Well that’s just commerce, those who defend Coachella might say. What about good music? For that, let’s turn to Pazz & Jop, the Village Voice’s annual poll of all the top critics from publications like Pitchfork, Slate, and Rolling Stone. Their No. 1 song of 2012 was (could it have been anything else?) “Call Me Maybe,” performed and co-written by singer-songwriter Carly Rae Jepsen. The most acclaimed album of the year was by a man, Frank Ocean, but in 2011 women had both the most acclaimed album of the year (actually the top two, from tUnE-yArDs and PJ Harvey) and the most acclaimed song of the year (actually the top three, from Adele, Beyoncé, and Nicki Minaj).

It’s true that these charts generally aren’t majority-female or even perfectly half and half. Sixteen of this week’s top 40 songs are from female-fronted groups, counting featured artists and guests, while only 34 of the Hot 100 are female-fronted, by the same measure. When it comes to Pazz & Jop, more than half (16 out of 30) of last year’s top singles were from female-fronted acts, but the album list is more male-dominated. Still, this doesn’t excuse Coachella. Each of these measures, chosen not by planners but by unplanned democratic consensus, celebrates many more female voices than that festival does.

So am I saying that the organizers in Indio, or the fans they’re trying to please, hate women?
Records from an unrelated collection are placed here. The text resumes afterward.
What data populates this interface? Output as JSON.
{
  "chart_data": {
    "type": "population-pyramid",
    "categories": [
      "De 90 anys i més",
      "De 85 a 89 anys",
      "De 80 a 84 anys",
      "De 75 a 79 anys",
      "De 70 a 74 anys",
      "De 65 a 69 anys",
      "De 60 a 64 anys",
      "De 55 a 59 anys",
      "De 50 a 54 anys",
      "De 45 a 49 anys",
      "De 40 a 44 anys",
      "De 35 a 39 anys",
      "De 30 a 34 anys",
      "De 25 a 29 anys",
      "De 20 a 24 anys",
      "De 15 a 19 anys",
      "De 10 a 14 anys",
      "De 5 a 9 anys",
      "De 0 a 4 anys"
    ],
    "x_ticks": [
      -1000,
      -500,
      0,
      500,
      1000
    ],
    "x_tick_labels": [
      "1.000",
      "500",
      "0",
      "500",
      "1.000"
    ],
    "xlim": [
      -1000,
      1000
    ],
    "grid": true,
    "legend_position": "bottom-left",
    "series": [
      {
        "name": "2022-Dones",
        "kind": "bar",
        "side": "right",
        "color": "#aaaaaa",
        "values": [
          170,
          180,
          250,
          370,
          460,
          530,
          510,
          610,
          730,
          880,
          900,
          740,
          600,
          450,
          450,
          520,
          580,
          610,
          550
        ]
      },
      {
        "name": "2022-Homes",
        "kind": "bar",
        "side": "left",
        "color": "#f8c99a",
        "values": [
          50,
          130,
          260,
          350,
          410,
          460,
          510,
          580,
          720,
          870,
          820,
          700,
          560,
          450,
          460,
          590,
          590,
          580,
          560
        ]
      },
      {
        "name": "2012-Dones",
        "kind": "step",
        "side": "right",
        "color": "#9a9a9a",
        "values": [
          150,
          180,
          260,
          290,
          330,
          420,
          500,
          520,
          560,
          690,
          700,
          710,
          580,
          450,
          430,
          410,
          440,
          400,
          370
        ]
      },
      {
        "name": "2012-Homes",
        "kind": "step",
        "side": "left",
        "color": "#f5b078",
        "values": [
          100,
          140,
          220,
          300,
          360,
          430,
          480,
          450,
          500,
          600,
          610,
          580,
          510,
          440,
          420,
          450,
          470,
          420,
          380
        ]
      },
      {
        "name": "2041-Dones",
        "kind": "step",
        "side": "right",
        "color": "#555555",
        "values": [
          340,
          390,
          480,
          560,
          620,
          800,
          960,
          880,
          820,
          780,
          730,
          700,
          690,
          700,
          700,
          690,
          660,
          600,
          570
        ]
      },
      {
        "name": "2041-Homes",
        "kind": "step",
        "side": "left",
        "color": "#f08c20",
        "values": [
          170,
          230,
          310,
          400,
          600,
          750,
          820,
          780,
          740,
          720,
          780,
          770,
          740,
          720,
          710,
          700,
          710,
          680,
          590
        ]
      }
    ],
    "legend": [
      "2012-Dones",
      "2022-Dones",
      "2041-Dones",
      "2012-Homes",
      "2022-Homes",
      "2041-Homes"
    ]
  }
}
No. The problem is larger than that and not nearly so simple. Indeed, most of the big music festivals have the same problem. For this year’s Lollapalooza, the top 13 acts are all fronted by men. At Bonnaroo, Björk is the only woman among the top 10 headliners. Festivals like Outside Lands, Sasquatch, and the electronic music festival Ultra are similarly male-dominated, though Pitchfork—four of whose top six acts this year are great solo female artists—shows that each of these festivals could do better.

Instead, the real problem at most of these festivals lies in the alternative subcultures they celebrate. Formed out of the male-dominated music scenes of jam music (in the case of Bonnaroo), late-’90s indie rock (Coachella), and early ’90s alternative and grunge (Lollapalooza), these festivals tend to celebrate diversity while dismissing the most popular pop acts—the ones who tend to dominate the charts and who tend so often to be female—as frivolous or corporate. As the festivals expand beyond their narrow roots, maybe fans and organizers should start to take the commercially and critically successful female acts they currently deride more seriously. Surely some of them are worth the kind of herculean effort—and often exorbitant cash—required to reunite groups like The Stone Roses (who headlined Coachella this year, in front of a disappointingly small audience). For now, a lot of the kids who think they’re forward-thinking are lagging behind the crowd.